'A natureza está a reclamar o que é seu'
JOSÉ A. CARVALHO FACEBOOK 17.10.2017
"Viajei, durante os últimos dias, para apreciar e fotografar as cores das árvores na Nova Inglaterra, nordeste dos EUA. Há anos que planeava e pensava nesta viagem. O esplendor das cores de Outono é o mais bonito e pacificador espetáculo natural que jamais pude ver. Foram as árvores que motivaram a minha viagem. No regresso… as árvores do meu país desapareceram! Aterrei ao fim da madrugada de domingo para segunda.

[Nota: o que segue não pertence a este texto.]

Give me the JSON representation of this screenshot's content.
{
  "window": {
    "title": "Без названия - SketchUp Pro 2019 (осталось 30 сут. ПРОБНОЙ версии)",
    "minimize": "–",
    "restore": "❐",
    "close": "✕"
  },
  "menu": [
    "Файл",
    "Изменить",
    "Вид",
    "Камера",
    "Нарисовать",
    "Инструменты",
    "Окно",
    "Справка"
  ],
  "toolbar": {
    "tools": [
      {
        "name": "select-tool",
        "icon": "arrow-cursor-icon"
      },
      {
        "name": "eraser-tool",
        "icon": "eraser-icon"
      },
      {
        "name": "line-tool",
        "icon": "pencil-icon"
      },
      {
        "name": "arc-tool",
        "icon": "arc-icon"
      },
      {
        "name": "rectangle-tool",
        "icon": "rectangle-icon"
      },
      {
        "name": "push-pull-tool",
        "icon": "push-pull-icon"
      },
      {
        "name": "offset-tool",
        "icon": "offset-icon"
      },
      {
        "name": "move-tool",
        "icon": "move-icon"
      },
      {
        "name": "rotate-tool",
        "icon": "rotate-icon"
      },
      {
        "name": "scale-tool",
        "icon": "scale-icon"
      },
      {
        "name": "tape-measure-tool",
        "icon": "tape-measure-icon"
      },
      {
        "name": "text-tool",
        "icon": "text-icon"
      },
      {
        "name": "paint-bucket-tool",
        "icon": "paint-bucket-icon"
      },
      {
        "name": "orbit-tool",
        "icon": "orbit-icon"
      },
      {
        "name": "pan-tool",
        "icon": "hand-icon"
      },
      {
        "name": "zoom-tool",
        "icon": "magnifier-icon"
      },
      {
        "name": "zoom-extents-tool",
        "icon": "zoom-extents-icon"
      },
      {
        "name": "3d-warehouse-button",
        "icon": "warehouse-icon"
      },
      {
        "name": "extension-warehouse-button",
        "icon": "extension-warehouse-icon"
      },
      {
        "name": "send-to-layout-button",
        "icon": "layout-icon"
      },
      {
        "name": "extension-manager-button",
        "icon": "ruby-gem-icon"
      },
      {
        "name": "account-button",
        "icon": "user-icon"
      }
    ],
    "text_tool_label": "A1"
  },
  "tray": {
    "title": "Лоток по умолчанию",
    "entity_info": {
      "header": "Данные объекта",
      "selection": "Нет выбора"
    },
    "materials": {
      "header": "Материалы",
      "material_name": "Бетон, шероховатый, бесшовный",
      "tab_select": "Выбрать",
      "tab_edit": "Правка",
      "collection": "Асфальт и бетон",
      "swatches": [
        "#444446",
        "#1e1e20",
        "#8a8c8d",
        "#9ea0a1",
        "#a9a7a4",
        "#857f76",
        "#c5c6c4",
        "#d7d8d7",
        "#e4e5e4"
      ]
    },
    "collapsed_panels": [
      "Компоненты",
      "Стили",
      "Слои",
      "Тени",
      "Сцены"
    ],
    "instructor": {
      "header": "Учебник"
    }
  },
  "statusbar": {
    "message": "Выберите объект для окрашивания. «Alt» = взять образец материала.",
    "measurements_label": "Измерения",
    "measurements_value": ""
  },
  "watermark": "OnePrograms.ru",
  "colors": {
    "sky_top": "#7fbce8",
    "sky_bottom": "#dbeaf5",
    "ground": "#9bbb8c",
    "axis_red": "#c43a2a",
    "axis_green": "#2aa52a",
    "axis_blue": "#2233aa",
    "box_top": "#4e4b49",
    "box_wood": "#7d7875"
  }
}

Assim que li e ouvi as primeiras notícias senti que metade do país estava em guerra: sem comunicações, sem energia, sem ajuda. Nasci no distrito de Coimbra onde sempre viveu a minha família. Não consegui contactar os meus pais durante todo o dia; nem eles nem ninguém. Não sabia onde andava o fogo; nem qual o desespero das pessoas que conheço desde miúdo. Nas redes sociais muita gente partilhava a angústia do silêncio em busca de notícias. Ao fim da noite consegui finalmente ouvir os meus pais: deslocaram-se vário quilómetros em busca de rede de telemóvel, já com as chamas menos ameaçadoras, para me tranquilizar.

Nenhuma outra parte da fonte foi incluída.